Exploring lattice symmetry evolution with discontinuous phase transition by Raman scattering criteria: The single-crystalline (K,Na)NbO3 model system

Abstract

We have developed the multiperspective methods for discussing phase transition and evolution of molecular vibration using unpolarized and polarized Raman scatterings. There are three scattering characteristics serving as the criteria to judge the vibrational modes, molecular symmetry, and first-order phase transition. Except for the frequency collection of one or more phonon modes, remarkably, we first demonstrate in theory that polarized Raman scattering exhibits high sensitivity on dissecting first-order phase transition, such as the symmetry breaking and discontinuity during phase transition. Experimental results confirm that temperature dependencies of peak intensity and the depolarization ratio extracted from polarized spectra present the abrupt changes associated with the discontinuity of first-order phase transition.

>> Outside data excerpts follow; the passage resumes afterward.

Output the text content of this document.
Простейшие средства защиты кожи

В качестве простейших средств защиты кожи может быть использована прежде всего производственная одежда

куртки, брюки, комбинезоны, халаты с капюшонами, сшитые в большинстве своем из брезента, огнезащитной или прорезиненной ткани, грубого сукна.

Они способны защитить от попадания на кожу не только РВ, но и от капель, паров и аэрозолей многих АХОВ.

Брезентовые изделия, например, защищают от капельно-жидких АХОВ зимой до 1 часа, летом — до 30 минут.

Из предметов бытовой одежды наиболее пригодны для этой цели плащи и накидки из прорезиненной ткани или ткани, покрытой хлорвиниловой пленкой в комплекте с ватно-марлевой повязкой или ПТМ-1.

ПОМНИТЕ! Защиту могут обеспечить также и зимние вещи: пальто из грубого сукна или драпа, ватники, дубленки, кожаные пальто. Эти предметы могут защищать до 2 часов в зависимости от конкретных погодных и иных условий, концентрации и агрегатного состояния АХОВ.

Thermal discontinuous transformation of the ${(\mathrm{K},\mathrm{Na})\mathrm{NbO}}_{3}$ lattice brings into physical correspondence with the molecule polarizability and order parameter of the system, i.e., spontaneous polarization, which is the first derivative of Gibbs free energy. Hence, these methods based on the scattering criteria could be broadly adapted for more extensive studies on the phase transition in condensed matter.